The Pound extends its losses against the Euro and US Dollar in the early hours of Friday’s trading session, following another string of poor economic data that shows a contraction in UK production. Both Industrial and Manufacturing Production figures came in worse than analyst predictions, despite a weaker Pound making UK products more attractive.
Brexit is the real issue at large, as the government prepares itself for an EU-exit in the coming weeks, possibly days, markets are looking for any signs of confidence in UK PLC.
Higher inflation looks set to continue and few signs as yet, put to a slowing down of consumer spending. If this trend is set to continue and wage growth can keep pace this may soften the blow created by the Brexit vote.
Amid the frantic toing and froing from the House of Commons and Lords, the key issue of EU citizen rights is still a hot subject, but comments from Guy Verhofstadt this morning suggest that UK citizens may be able to keep their right to free movement after Brexit.

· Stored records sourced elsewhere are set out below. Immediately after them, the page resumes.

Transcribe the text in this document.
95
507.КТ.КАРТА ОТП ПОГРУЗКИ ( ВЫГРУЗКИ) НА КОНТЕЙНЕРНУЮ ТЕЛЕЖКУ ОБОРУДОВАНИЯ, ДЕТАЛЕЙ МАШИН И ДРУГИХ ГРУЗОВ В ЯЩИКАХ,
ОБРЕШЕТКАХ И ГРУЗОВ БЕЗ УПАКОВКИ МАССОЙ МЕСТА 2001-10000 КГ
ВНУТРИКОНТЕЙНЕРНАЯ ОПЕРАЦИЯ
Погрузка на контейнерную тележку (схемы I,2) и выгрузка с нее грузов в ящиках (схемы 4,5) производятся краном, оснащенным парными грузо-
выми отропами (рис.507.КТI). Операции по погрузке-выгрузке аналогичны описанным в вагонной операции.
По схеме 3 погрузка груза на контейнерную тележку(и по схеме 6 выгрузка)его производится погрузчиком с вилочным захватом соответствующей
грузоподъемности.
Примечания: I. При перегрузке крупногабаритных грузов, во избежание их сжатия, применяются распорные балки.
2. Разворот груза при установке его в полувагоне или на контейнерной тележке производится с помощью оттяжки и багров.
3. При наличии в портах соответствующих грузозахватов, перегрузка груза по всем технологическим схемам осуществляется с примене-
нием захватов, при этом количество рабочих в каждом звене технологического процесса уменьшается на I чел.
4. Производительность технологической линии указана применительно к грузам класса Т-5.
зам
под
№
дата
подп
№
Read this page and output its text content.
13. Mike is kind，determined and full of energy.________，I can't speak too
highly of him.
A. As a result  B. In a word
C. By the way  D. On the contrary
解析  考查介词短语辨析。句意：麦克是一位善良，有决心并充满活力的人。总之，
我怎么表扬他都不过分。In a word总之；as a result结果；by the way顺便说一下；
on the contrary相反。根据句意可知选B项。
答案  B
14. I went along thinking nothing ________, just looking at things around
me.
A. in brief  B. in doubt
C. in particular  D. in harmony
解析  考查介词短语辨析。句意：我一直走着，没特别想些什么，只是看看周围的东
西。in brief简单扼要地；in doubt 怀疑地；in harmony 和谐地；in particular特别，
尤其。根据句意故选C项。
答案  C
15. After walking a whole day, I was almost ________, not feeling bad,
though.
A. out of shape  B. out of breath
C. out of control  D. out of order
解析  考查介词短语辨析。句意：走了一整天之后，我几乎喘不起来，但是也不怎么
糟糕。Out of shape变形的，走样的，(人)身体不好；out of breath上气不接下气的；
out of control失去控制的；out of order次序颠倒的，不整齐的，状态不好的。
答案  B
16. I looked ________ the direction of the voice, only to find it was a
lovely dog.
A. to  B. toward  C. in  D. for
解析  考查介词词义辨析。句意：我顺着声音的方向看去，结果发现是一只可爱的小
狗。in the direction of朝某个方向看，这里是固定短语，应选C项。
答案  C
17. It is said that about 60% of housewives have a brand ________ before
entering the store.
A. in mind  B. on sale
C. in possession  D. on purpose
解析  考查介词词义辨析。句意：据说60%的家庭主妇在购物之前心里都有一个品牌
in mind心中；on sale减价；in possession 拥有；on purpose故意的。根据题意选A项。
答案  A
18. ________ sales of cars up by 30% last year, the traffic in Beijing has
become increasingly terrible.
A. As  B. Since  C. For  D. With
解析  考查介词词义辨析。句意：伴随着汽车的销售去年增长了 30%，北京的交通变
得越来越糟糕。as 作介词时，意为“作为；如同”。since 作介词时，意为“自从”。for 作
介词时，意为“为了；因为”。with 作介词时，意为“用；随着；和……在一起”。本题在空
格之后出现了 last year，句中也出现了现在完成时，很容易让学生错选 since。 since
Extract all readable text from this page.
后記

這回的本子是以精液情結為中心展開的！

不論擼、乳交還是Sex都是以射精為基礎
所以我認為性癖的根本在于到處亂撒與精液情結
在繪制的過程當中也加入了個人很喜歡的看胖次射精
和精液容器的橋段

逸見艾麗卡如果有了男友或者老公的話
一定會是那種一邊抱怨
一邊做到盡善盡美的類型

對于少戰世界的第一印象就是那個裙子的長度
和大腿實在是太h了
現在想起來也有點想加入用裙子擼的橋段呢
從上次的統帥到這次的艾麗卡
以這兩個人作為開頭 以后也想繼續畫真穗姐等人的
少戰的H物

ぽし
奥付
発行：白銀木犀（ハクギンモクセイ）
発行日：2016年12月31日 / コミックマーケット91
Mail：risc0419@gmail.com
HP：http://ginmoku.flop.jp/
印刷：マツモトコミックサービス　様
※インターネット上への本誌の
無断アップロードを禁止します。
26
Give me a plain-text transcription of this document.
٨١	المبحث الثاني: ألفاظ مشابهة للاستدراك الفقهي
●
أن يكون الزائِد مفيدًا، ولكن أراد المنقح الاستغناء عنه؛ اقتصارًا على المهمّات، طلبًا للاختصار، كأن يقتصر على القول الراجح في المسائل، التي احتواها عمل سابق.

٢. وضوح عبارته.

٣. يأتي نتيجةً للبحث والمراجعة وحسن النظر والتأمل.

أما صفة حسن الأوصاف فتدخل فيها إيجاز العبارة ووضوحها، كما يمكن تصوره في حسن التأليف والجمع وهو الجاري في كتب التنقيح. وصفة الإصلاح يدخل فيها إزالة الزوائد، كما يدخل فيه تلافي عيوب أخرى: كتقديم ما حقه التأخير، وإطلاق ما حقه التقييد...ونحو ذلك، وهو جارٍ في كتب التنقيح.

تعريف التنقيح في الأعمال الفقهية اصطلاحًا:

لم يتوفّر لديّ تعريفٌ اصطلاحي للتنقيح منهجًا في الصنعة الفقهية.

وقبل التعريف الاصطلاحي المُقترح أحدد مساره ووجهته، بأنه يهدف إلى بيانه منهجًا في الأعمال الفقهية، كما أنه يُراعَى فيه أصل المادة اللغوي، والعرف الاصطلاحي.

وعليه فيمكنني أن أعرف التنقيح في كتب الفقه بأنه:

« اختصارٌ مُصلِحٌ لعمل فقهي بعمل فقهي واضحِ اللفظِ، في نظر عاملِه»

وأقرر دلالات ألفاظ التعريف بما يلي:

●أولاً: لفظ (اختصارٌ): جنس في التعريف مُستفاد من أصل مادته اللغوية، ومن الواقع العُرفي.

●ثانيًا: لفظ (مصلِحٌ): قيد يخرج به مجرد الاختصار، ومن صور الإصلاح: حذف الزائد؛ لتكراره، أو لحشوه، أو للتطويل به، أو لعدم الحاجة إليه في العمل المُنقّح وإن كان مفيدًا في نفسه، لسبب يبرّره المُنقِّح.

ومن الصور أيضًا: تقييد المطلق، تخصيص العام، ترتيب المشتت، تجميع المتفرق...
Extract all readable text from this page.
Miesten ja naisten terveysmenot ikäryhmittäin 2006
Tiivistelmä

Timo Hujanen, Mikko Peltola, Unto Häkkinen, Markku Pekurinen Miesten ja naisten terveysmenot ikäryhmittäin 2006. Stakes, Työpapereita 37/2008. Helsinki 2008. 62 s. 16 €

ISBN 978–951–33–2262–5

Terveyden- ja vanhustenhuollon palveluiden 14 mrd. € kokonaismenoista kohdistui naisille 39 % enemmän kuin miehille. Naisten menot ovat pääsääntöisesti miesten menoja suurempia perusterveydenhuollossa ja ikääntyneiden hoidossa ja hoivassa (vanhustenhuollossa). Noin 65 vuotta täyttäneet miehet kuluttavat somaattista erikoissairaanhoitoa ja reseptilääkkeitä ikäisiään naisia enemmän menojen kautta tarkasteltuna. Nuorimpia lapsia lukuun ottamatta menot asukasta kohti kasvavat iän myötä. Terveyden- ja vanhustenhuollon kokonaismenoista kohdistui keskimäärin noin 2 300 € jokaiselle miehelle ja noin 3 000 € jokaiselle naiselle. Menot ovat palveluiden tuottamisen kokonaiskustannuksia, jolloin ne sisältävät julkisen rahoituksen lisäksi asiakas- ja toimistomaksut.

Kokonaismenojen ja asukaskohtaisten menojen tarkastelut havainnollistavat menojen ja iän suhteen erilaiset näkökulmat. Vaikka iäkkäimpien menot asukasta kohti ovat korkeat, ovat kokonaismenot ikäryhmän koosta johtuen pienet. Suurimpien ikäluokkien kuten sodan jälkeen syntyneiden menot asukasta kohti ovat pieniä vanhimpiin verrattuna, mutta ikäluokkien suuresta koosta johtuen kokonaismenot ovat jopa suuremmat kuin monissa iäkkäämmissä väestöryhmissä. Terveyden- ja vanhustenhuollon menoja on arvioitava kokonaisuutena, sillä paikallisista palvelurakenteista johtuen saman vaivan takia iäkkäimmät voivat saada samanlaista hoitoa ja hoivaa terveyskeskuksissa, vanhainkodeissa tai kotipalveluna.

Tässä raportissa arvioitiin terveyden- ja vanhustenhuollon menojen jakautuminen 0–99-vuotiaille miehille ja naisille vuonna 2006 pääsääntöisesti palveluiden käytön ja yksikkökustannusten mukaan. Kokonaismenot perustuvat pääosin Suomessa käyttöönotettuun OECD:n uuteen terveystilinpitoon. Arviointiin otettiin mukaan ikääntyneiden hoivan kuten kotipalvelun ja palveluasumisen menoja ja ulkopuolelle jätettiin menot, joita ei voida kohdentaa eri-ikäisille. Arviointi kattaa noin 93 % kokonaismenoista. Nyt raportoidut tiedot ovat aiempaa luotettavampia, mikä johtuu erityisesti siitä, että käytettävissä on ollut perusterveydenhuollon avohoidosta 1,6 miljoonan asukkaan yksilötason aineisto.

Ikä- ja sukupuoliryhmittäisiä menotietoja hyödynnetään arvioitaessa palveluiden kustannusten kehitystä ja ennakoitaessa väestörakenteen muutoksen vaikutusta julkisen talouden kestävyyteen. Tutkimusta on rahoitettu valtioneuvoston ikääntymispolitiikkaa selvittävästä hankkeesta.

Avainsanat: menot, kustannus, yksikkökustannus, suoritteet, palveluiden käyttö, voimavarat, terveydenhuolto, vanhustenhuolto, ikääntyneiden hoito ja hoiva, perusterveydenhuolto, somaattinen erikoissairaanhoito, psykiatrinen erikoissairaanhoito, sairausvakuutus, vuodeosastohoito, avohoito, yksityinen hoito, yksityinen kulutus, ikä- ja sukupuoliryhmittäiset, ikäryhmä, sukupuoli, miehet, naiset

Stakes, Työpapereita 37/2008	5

The UK trade balance has posted another positive figure as the balance of imports/exports change course. In the wake of the Brexit vote, British exports became far more attractive pushing up demand for all things British. This comes at a price however, as the opposite is true for products overseas. Consumer prices have already risen since the vote last June which in turn could drive lower consumer spending, watch out for UK retail sales this month.
The UK is heading for a complete change of direction and will need to untangle 4 decades of social, political and economic ties with the remaining 27 members. Hopes for a quick trade deal look slim, given that it took Canada almost a decade to reach any agreement with the EU. Much more than this, the government’s stance on Brexit has only further salted the wounds of the European project.
It’s not so much that Brexit is a bad idea, if the government had a contingency plan from the word go, the impact it would have had on the Pound would have been limited. Instead, May plans to take the UK through a black hole and hopes that the other side will offer bigger and better opportunities.
The PM plans to opt for a no deal if the UK receive a worse deal than it currently has, and the prospect of this situation ringing true has GBP investors running for the hills.